Clarisse “Precious” Jones pesa 130 chili ma vaga come un fantasma tra le macerie umane della Harlem di fine anni Ottanta, un luogo dimenticato nel cuore dell’impero statunitense. Nascosta dietro l’indifferenza di chi non ha via di scampo sembra ignorare l’orrore che la circonda. Nel suo mondo abusi e violenze indicibili per la nostra “buona società” sono parte della sopravvivenza quotidiana, comuni e insignificanti come i suoi sogni formato MTV.

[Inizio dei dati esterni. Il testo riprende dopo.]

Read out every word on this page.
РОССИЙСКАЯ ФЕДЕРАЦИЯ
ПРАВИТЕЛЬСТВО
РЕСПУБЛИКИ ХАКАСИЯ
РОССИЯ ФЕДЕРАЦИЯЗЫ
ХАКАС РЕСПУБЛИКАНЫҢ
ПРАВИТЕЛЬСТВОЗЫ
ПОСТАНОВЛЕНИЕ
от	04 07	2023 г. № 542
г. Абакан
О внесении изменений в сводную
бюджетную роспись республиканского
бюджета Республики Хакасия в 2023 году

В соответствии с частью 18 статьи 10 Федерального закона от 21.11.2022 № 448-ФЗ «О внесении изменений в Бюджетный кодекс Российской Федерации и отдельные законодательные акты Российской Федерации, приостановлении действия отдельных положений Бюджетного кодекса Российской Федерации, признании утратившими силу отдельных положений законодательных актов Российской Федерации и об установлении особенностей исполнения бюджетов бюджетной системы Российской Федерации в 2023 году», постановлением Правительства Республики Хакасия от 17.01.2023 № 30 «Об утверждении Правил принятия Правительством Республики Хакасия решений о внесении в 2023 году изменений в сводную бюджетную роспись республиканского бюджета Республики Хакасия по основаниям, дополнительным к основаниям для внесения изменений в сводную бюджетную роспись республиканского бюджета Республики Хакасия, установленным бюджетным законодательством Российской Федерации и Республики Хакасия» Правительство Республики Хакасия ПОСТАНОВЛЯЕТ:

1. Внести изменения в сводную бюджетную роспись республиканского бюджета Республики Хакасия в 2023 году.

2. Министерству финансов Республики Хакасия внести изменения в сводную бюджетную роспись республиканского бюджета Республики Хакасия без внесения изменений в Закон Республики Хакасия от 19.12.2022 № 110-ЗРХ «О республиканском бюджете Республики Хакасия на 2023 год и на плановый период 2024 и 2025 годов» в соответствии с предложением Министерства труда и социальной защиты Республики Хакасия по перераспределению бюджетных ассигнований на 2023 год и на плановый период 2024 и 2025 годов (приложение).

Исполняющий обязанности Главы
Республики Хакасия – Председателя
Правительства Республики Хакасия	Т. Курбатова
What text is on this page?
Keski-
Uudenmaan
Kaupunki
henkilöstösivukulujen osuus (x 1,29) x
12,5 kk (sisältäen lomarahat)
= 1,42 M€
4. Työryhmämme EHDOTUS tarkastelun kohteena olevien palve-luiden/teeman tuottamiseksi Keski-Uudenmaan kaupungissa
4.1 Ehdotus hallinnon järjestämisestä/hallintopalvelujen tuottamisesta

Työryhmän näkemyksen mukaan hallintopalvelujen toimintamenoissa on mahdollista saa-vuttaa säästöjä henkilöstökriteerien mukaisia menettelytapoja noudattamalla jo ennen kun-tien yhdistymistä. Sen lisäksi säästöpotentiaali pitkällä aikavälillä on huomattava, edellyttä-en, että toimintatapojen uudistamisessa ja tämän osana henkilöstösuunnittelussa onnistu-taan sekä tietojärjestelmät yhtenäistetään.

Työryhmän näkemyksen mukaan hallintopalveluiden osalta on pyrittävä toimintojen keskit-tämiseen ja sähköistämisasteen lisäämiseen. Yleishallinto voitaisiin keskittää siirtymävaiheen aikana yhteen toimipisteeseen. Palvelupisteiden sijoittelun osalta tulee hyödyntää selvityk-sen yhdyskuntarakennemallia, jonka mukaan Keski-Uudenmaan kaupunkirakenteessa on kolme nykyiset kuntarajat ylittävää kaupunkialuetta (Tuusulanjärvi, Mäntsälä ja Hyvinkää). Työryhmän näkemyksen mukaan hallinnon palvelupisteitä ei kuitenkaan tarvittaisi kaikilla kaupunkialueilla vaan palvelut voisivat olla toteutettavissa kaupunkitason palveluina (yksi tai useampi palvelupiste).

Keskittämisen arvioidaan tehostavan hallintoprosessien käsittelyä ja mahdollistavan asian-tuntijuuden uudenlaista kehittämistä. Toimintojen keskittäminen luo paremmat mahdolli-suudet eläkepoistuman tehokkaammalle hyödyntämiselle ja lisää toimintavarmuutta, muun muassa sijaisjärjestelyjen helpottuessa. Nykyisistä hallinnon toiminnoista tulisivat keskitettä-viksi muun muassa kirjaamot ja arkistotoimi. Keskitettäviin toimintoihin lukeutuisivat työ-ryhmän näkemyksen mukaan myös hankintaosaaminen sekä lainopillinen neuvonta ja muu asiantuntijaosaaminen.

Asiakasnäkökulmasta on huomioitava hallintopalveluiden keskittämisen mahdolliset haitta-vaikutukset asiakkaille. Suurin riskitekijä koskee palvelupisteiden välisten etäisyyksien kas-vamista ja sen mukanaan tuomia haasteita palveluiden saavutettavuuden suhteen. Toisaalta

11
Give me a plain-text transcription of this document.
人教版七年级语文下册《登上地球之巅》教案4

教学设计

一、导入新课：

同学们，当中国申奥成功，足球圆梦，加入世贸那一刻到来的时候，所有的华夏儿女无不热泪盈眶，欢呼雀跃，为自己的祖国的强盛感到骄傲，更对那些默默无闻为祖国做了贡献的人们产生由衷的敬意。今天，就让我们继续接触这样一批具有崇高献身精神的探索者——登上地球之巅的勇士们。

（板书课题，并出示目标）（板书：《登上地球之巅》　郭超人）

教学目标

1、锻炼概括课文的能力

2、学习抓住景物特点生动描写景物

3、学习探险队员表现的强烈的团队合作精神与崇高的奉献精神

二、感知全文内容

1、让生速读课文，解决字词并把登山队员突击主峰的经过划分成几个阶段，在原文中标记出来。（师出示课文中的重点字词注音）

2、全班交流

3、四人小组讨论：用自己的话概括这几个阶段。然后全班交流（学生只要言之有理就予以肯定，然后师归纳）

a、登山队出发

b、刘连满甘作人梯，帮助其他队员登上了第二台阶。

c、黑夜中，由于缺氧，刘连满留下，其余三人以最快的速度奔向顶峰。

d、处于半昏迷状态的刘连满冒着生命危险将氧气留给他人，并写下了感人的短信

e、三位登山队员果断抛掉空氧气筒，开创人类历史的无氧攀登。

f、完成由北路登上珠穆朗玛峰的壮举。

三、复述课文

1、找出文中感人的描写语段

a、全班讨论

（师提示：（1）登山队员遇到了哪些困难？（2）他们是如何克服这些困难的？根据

Lee Daniels, il regista di Precious, è bravo quando sceglie di mostrare una terribile normalità svelando la tragedia di Clarisse lentamente, con freddezza, senza abusare di pietà e compassione. Il suo sguardo rimane asciutto anche quando si posa sulle fantasie in stile videoclip della protagonista, che si concludono con risvegli violenti quanto un pugno nello stomaco. È molto meno bravo però a mettere in scena la presa di coscienza che dovrebbe essere il centro del film e invece risulta piuttosto debole, oltre a suscitare qualche dubbio di natura non strettamente estetica. Precious acquista consapevolezza di sé e del mondo imparando a scrivere, solo raccontando agli altri la propria storia riesce finalmente a vederla e a vedersi. Nel romanzo di Sapphire, da cui è tratto Precious, la parola di Clarisse, all’inizio poco più che un segno, diventa sempre più forte fino all’urlo finale trasfigurato in poesia. Nel film di Daniels il suo diario resta chiuso e tutta la potenza del discorso in prima persona, il brivido di un’autobiografia sgrammaticata, rimangono inespressi, soffocati in una timida voice over. La conquista del proprio spazio attraverso la lotta dello scrivere si trasforma in una concessione da parte di chi sta in alto, quasi sempre bianchi o neri che sembrano bianchi: la preside, l’insegnante, l’assistente sociale, l’infermiere (gli ultimi due interpretati forse non a caso da due neri, Mariah Carey e Lenny Kravitz, che ce l’hanno fatta e ora sono “come i bianchi”). In questo modo la rivolta dell’espressione viene rinchiusa e intrappolata tra le mura sicure dell’istituzione e Precious perde molta della sua carica esplosiva, finendo con l’essere non troppo diverso da quei tv-movie sui bravi maestri che arrivano nel ghetto a salvare le anime perdute.
E sono legati proprio a questa dimensione conflittuale edulcorata i dubbi su come il film abbia deciso di affrontare le questioni di razza e alternativa, termine quest’ultimo che ritorna costantemente all’interno della narrazione. Lo scontro di Clarisse con “l’alternativa” – parola della quale non conosce nemmeno il significato – sembra un evento qualunque che funziona all’interno di un meccanismo narrativo, privato di ogni violenza, a parte quella di poche lacrime, forse catartiche, ma insufficienti a restituire il dramma di chi come Precious vive nella “prigione della razza”. Il suo cammino verso un mondo ignoto e distante assume il carattere rassicurante dell’alterità irriducibile che svanisce per magia, e la complessa domanda di Du Bois, “un nero, un americano, possono essere entrambe le cose?” trova una risposta troppo facile. Così anche il finale – la fuga di Clarisse con i due figli in braccio, disperata e forte – che vorrebbe, riprendendo le ultime pagine di Sapphire, mettere in scena quella infinita ricerca di “[…] un sé migliore e più vero”, al di là dei neri e dei bianchi, lascia purtroppo indifferenti.
Note:
(1) Il riferimento qui come sopra è al saggio che apre Le due anime del popolo nero di W. E. Du Bois in W. E. Du Bois, Sulla linea del colore. Razza e democrazia negli Stati Uniti e nel mondo, Il Mulino, 2010
TITOLO ORIGINALE: Precious; REGIA: Lee Daniels; SCENEGGIATURA: Geoffrey Fletcher; FOTOGRAFIA: Andrew Dunn; MONTAGGIO: Joe Klotz; MUSICA: Mario Grigorov; PRODUZIONE: USA; ANNO: 2009; DURATA: 110 min.